Par ailleurs, la volatilité des prix du pétrole ajoute une couche de complexité à la gestion économique. Pour l’État, le choix est cornélien : maintenir les prix des carburants à un niveau bas implique d’accroître les subventions, ce qui pèse sur le budget. À l’inverse, une augmentation des prix à la pompe attiserait l’inflation et réduirait le pouvoir d’achat des ménages. Le CNEF ne tranche pas entre ces deux options, mais souligne l’étroitesse des marges de manœuvre disponibles.
Yoyo-Yolanda et nouveaux blocs : des solutions encore incertaines
Face à ce défi, la SNH mise sur une diversification accélérée de son portefeuille amont pour compenser le départ du Hilli Episeyo. Le projet le plus avancé reste le champ transfrontalier Yoyo-Yolanda, partagé avec la Guinée équatoriale, dont les réserves sont estimées à environ 2 500 milliards de pieds cubes. Les investissements nécessaires s’élèvent à près de 4 milliards de dollars. Cependant, la concrétisation de ce projet dépend encore de la finalisation d’accords techniques et commerciaux, de la mobilisation des financements et de la construction d’infrastructures adaptées.

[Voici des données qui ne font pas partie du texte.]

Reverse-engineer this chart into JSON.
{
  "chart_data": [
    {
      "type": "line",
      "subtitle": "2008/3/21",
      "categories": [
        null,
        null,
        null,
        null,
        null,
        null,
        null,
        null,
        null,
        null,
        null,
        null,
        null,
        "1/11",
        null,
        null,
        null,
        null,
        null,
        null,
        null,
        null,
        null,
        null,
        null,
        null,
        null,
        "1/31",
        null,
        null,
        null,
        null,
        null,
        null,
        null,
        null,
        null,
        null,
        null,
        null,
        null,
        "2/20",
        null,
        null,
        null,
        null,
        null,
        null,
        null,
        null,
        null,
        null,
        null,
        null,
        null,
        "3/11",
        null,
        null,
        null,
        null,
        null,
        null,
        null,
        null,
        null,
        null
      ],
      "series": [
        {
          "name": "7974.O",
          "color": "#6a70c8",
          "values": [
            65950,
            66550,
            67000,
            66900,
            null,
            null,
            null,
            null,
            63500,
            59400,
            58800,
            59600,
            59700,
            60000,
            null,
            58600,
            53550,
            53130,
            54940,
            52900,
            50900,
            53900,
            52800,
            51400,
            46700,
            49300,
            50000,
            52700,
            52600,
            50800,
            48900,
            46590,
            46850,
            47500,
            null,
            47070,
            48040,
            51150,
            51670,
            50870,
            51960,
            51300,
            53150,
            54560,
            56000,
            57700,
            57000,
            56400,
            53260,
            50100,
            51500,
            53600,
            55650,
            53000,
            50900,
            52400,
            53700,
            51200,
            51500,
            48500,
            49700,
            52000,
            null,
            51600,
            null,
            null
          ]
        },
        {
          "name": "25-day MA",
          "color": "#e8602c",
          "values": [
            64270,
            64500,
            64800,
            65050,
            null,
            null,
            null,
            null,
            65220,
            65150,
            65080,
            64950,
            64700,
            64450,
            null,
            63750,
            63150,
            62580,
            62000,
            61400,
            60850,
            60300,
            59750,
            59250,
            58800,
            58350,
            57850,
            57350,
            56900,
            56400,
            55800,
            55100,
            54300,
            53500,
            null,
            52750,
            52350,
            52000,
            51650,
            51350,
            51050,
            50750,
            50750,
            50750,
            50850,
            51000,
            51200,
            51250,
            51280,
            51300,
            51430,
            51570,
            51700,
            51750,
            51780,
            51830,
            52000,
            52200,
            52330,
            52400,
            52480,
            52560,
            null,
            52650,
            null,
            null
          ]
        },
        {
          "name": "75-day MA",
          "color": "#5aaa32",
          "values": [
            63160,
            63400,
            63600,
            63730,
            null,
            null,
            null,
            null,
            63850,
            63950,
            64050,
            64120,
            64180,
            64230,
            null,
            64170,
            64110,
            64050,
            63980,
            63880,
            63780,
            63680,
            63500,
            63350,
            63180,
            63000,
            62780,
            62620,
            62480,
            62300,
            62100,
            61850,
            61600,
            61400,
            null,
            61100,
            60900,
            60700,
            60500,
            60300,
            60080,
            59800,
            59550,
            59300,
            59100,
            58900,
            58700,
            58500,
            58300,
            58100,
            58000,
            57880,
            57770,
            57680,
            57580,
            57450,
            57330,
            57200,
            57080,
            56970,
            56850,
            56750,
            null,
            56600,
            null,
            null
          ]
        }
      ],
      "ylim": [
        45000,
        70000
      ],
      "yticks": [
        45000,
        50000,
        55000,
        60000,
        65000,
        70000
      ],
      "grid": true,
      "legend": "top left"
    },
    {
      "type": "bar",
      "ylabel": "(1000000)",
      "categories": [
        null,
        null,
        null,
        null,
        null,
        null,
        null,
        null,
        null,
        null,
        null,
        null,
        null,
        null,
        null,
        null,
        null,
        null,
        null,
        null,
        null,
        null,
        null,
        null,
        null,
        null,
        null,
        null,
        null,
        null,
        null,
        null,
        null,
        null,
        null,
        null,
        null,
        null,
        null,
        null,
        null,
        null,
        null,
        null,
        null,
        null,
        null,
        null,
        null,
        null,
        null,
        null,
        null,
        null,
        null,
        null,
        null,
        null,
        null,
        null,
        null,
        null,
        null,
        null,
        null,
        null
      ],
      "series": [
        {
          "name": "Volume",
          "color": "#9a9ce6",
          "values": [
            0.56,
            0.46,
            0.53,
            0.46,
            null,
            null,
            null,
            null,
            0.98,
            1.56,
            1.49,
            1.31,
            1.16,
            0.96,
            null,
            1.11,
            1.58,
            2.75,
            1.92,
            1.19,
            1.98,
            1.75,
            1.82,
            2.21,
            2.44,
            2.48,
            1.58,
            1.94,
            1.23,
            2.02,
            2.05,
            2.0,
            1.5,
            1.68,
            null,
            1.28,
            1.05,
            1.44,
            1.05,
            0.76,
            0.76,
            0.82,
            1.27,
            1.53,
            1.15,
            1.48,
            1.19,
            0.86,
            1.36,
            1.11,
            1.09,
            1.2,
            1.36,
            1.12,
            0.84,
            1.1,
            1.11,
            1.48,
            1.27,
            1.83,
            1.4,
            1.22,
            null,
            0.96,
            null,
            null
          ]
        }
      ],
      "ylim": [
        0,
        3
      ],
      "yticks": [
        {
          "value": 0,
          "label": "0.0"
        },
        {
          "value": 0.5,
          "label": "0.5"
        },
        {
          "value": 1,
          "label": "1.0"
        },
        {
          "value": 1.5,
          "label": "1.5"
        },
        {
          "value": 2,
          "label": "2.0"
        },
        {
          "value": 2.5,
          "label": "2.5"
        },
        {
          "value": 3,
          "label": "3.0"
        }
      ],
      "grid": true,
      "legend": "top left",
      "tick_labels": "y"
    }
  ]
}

En parallèle, la société publique poursuit la mise aux enchères de nouveaux blocs d’exploration dans les bassins de Rio del Rey et de Douala-Kribi-Campo. Bien que des négociations pour des contrats de partage de production soient en cours, rien ne garantit la découverte de réserves exploitables commercialement ni une production rapide. Le risque principal réside dans la durée de la transition : plus l’écart entre le départ du navire-usine et l’entrée en service de nouvelles capacités gazières s’allonge, plus l’impact négatif du secteur extractif sur la croissance camerounaise se prolongera. Aucun des relais annoncés à ce jour n’est en mesure de combler, à court terme, la baisse des exportations de GNL attendue.